Rationale behind the research
More effective therapies for the management of neuropathic pain remain a critical unmet medical need. The present study was conducted to explore the efficacy of relatively newer drug “Fulranumab” for treating pain associated with PHN and PTN.
To explore the analgesic efficacy, safety, and tolerability of subcutaneous (SC) Fulranumab for the treatment of PHN and PTN.
- Primary endpoints: included average pain intensity over the last 24 hours, using an 11-point NRS, where 0 = no pain and 10 = pain as severe as you can imagine, collected through Interactive Voice Response System (IVRS).
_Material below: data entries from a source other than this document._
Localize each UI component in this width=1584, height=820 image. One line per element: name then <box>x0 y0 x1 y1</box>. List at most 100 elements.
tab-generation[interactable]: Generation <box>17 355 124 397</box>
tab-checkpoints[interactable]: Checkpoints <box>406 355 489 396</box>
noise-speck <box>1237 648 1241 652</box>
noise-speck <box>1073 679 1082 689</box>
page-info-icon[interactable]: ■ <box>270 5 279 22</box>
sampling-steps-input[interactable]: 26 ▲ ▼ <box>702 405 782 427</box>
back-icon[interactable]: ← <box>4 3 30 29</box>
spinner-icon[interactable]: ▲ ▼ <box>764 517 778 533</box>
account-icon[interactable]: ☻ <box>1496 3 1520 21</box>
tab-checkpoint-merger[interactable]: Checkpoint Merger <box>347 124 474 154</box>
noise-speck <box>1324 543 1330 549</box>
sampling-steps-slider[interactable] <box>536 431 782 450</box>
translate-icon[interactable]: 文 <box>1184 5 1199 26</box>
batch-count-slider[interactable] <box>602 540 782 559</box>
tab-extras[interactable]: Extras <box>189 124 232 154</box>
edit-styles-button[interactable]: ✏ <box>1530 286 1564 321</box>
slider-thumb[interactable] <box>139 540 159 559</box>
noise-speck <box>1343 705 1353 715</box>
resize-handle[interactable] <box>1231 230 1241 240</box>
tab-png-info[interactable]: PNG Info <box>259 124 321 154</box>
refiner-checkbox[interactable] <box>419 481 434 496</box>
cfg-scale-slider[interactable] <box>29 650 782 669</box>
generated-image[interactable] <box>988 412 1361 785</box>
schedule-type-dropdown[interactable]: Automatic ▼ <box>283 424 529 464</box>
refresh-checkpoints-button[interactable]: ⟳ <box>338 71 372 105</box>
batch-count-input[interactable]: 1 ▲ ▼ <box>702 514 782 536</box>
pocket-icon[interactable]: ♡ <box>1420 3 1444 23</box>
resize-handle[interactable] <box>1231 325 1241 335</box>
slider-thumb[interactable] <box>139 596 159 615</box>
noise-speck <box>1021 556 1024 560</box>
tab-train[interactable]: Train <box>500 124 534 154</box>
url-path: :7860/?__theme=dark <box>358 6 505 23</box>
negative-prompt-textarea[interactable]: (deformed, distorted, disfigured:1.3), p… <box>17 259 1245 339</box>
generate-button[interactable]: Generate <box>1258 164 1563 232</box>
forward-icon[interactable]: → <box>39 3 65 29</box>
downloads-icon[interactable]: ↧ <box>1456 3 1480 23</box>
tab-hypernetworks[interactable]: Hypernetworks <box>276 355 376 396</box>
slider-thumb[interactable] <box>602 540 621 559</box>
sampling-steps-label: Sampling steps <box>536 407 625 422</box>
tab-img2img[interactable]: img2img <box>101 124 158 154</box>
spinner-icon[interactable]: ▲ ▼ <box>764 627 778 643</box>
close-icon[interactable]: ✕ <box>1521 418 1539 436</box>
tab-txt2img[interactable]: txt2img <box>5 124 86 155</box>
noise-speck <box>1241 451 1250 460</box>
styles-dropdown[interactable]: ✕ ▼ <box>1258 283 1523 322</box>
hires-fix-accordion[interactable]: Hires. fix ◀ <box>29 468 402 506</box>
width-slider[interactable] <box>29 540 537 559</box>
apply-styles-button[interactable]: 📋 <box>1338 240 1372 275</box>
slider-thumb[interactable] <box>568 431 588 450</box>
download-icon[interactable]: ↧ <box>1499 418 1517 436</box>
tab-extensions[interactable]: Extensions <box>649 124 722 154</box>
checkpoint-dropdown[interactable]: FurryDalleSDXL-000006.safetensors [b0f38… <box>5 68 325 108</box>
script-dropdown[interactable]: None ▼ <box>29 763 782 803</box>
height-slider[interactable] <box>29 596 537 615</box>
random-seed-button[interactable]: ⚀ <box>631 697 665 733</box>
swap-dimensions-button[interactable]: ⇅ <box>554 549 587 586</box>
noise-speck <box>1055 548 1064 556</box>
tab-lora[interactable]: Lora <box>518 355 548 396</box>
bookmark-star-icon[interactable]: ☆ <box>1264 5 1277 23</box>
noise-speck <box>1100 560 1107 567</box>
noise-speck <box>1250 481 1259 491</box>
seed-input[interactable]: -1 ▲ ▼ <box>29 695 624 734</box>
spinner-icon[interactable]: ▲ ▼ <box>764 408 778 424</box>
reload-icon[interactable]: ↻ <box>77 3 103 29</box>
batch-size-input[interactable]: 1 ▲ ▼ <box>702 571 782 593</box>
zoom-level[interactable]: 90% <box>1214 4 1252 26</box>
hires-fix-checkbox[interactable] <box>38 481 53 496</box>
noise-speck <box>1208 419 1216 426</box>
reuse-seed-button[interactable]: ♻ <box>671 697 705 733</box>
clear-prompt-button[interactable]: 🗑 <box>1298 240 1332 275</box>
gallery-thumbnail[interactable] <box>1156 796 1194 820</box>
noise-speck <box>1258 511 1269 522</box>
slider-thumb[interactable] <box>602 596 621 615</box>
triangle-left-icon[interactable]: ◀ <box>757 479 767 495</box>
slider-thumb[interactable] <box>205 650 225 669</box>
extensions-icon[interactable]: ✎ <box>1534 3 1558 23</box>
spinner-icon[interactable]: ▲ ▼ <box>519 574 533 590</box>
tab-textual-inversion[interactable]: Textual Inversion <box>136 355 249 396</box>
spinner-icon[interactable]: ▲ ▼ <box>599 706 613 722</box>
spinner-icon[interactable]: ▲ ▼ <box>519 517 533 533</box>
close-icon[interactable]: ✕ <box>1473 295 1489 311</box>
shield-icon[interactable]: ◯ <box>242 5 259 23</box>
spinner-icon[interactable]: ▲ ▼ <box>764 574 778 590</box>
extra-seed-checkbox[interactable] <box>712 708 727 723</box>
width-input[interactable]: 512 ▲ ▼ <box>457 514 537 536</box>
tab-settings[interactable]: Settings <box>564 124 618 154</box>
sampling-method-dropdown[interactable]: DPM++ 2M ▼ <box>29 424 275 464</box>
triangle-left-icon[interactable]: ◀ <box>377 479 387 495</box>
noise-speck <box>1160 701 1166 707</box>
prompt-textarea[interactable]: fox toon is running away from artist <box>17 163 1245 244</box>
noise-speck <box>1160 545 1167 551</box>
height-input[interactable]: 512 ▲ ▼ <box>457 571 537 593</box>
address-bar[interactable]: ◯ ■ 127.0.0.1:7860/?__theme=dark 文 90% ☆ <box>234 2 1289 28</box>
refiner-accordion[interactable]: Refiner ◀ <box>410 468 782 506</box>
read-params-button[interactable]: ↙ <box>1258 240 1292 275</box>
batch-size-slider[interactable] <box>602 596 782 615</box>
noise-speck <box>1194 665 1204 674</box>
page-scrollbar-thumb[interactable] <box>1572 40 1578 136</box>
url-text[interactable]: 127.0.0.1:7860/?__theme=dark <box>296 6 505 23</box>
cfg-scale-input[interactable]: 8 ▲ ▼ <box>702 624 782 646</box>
- Secondary endpoints: included daily assessment of "worst pain in the past 24 hours" collected through IVRS, Neuropathic pain symptom inventory (NPSI), Brief Pain Inventory-short form (BPI-SF), Patient Global Assessments of Change (PGIC), and pain responder analysis.
Time Points: Baseline and week 12
Primary endpoints: It was assumed that Fulranumab would establish a positive dose-response relationship in PHN by reducing average pain intensity. No significant dose-response was observed in the PHN patients. No substantial changes in paired-wise analysis in average pain intensity were witnessed from baseline to the end of the study (week 12) for both the PHN and PTN groups compared with placebo at either week 4 or week 8 of the 12-week DB efficacy phase, except for the 10 mg group (P = 0.02; week 4) in PHN patients.
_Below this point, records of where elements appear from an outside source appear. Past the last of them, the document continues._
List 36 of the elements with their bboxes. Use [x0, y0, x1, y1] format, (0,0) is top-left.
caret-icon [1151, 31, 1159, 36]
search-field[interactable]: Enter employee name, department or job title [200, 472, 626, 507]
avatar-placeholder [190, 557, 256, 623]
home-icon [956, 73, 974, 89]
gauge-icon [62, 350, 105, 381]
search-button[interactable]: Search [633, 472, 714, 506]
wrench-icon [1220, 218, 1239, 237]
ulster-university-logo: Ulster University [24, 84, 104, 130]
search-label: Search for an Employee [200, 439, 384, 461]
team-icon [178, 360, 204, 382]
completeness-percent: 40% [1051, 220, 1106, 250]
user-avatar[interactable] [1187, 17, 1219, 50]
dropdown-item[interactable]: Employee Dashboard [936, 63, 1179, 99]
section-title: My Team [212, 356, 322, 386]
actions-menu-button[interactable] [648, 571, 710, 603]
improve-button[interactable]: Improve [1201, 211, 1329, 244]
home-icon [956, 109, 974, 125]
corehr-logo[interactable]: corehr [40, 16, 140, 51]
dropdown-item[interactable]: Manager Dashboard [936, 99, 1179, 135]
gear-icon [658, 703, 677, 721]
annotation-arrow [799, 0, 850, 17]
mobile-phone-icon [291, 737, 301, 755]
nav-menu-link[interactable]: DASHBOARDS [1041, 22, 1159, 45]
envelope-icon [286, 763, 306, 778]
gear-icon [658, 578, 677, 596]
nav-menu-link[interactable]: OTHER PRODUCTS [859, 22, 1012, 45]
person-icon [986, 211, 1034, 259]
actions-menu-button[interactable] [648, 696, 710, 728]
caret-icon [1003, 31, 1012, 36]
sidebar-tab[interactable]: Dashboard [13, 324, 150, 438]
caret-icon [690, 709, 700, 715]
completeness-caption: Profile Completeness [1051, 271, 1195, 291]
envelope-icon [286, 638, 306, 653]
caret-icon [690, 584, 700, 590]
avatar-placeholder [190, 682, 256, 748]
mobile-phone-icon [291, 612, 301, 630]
Figure 1: Change from Baseline to Week 12 in the Average Pain Intensity Score in PHN population
Figure 2: Change from Baseline to week 12 in Average Pain Intensity Score in PTN population
Secondary endpoints: Across all Fulranumab treatment groups, no significant differences in worst pain in the past 24 hours were observed as compared to placebo in PHN and PTN groups, at the week 12 endpoint. When measured by the BPI-SF scale, a significant improvement from baseline in treatment pain relief subscale was observed only for the Fulranumab 3 mgQ4 wk group (P=0.04) in the PHN population, but there was no improvement in the PTN patients. For the NPSI total scores, no improvements were observed from baseline to the end of DB efficacy phase in the Fulranumab treatment groups as compared with placebo in either population. At the 12-week endpoint, there were no significant differences noted for any of the Fulranumab treatment groups compared with placebo. Almost half of the PHN (55% for both placebo and Fulranumab groups) and PTN (43% for placebo and 48% for the Fulranumab 10 mgQ4 wk group) patients reported their status as "not changed" as measured by PGIC.
The present study failed to demonstrate that Fulranumab at a dose up to 10 mg once every 4 weeks, compared with placebo, was effective in alleviating pain in patients with PHN or PTN. However, the highest dose of Fulranumab (10 mg Q 4 wk) showed some reduction in pain at the 4-week time point.
In previous studies, Fulranumab has shown considerable pain reduction in patients with chronic osteoarthritis of the knee or hip and diabetic neuropathy. But, it failed to show analgesic activity in either of the neuropathic patients involved in this study. More comprehensive clinical studies involving more patients are needed to fully characterize the efficacy of fulranumab, ideally with an active comparator. Also, clinical studies evaluating long-term safety and tolerability of this potentially new class of analgesic drug are required.
The results of the present study suggest that Fulranumab is not effective in relieving pain of PHN or PTN patients.